Bruising, redness, swelling, pain at the injection site, tenderness, itching, allergic reaction,
and raised bumps of skin (nodules). These symptoms are usually mild and typically last a
few days but can last up to a few months. In rare cases, bruising can last several months
and even be permanent.
2.
Infection: Post treatment bacterial, viral and/or fungal infections can occur, which in most
cases are easily treatable but in rare cases cause permanent scarring in the area.
3.
Effectiveness: Treatments can last anywhere from 4 months up to one year.
4.
Treatments: I understand more than one injection may be needed to achieve a satisfactory
result.
5.
Allergic Reactions: In rare cases, there may be an allergic reaction to the injection.
6.
There is a risk of permanent scarring.
As dermal fillers are not an exact science, there might be an uneven appearance of the face with
some areas more affected by fillers than others. In most cases, this uneven appearance can be
corrected by more injections in the same or nearby areas. However, in some cases this uneven
appearance can persist for several weeks, months, or in rare occasions permanently.

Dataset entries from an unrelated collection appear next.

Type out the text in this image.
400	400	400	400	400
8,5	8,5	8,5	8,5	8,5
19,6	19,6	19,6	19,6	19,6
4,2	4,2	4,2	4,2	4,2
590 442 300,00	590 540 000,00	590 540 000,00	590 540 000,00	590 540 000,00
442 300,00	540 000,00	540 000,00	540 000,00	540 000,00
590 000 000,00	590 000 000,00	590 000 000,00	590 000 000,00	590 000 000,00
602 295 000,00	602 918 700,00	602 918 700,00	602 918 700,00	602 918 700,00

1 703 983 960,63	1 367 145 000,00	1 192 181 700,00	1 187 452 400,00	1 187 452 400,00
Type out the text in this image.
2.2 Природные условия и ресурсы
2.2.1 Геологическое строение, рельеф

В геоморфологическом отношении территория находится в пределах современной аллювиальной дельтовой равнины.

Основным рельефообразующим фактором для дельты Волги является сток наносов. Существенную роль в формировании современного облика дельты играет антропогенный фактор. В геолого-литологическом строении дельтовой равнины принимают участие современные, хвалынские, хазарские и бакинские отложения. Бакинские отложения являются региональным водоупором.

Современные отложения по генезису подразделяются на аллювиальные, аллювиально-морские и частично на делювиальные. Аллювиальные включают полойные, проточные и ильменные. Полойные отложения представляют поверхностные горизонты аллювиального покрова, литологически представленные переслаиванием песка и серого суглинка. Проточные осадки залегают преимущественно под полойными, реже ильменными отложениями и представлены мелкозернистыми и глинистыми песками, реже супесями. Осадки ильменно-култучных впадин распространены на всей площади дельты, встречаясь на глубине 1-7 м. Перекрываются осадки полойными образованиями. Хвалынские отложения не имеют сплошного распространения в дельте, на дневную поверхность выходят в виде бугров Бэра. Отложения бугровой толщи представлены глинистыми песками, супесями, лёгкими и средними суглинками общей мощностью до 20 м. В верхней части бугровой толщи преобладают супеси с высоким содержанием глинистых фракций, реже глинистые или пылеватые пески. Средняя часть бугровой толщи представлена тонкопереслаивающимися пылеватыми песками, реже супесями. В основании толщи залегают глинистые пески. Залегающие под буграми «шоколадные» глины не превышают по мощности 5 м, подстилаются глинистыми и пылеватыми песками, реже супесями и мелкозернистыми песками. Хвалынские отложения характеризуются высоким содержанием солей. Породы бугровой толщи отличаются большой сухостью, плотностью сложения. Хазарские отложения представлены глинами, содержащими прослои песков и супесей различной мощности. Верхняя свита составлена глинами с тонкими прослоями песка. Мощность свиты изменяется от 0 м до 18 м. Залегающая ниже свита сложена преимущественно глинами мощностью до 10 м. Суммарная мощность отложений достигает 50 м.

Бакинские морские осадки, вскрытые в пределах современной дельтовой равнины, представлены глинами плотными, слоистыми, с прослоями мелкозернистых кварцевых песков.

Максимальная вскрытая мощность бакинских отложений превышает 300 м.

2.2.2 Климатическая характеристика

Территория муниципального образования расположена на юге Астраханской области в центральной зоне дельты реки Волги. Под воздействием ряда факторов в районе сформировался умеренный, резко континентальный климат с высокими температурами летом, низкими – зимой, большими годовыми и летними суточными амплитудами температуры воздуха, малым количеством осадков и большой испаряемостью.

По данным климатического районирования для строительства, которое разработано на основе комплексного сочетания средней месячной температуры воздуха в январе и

This list is not meant to be inclusive of all possible risks associated with dermal fillers, as there are
both known and unknown side effects associated with any medication or procedure.
These dermal fillers should not be administered to a pregnant or nursing woman. Initial below as
appropriate:
__________ I am pregnant.
__________ I am not pregnant.
__________ I am unsure whether I am pregnant.